Les deux groupes s'accordent sur le fait que les erreurs ne sont généralement pas intentionnelles. En effet, il peut être difficile de s'orienter dans les procédures de Pôle emploi. De surcroît, avec la crise, un phénomène rentre de plus en plus souvent en jeu : la situation des allocataires est devenue extrêmement fluctuante. Si, auparavant, le salarié alternait des périodes de chômage et d'emploi clairement définies, dorénavant, suite à la recrudescence de contrats à durée déterminée ou de contrats à temps partiel de quelques heures par semaines, les gens sont amenés à travailler et en même temps peuvent prétendre à plusieurs aides sociales. Tout cela en maintenant leur inscription à Pôle emploi, Il n'est donc pas étonnant que le système informatique et les acteurs eux-mêmes aient du mal à s'y retrouver.

Des recours possibles

Des associations ont été reçues la semaine dernière par le ministre du Travail Michel Sapin pour demander notamment un moratoire sur les 300 millions d'euros de trop-perçus mentionnés plus haut. En attendant des résultats, des voies individuelles d'action sont déjà en place :

Dans un premier temps, le chômeur peut s'adresser à son conseiller au sein de Pôle emploi. Si aucune solution n'est trouvée, il est nécessaire de formuler un recours gracieux auprès du Directeur de son agence de Pôle emploi afin de contester le caractère de l'indu.

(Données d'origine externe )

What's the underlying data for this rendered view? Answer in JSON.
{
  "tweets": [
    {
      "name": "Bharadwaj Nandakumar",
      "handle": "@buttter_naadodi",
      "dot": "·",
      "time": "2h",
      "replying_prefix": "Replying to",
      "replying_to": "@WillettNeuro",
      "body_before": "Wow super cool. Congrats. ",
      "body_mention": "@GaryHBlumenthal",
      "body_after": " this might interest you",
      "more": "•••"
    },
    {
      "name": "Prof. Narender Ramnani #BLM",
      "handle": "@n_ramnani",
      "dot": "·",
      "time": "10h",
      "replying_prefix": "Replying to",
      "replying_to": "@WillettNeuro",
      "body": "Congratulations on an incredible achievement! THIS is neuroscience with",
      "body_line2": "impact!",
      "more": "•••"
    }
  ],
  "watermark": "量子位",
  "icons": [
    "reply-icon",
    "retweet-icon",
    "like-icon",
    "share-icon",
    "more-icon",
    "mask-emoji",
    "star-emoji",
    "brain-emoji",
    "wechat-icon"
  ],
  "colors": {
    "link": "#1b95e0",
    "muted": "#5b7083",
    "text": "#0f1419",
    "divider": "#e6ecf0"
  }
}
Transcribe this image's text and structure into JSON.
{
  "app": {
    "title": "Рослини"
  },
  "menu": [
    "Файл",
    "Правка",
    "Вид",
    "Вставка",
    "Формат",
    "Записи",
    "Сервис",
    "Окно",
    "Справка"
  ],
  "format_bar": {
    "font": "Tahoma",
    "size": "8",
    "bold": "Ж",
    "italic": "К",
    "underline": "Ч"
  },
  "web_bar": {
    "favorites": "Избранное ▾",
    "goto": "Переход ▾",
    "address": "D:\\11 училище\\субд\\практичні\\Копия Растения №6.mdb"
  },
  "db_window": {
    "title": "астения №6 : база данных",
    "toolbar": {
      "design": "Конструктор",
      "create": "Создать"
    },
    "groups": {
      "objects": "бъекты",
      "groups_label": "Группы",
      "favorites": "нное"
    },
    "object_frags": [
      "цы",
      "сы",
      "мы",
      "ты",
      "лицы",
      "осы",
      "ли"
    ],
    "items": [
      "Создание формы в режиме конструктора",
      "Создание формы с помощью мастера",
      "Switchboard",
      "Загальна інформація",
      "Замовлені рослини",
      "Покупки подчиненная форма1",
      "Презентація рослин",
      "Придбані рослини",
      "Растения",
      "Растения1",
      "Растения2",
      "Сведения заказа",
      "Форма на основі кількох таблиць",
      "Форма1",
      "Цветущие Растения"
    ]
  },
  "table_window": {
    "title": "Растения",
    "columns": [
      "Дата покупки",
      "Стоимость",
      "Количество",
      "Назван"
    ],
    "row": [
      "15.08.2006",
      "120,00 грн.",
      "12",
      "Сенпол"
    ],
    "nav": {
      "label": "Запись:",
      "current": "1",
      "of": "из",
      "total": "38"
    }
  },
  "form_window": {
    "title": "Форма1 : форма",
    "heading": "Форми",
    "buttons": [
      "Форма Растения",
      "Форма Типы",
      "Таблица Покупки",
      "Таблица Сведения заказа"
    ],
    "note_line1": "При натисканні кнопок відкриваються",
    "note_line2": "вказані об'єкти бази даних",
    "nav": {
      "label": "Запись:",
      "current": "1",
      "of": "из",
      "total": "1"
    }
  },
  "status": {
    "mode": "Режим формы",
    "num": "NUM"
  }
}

Le Mouvement national des chômeurs et précaires, le Comité National CGT des Privés d’Emploi et Précaires ou AC ! accompagnent et soutiennent les personnes dans leur démarches. L'Observatoire Pôle emploi peut répondre aux questions sur son portail internet.

Si le bénéficiaire reconnaît les trop-perçus qui lui sont réclamés, il est possible de négocier un échéancier avec Pôle emploi. Des sommes en dessous de 650 euros peuvent être éventuellement effacées.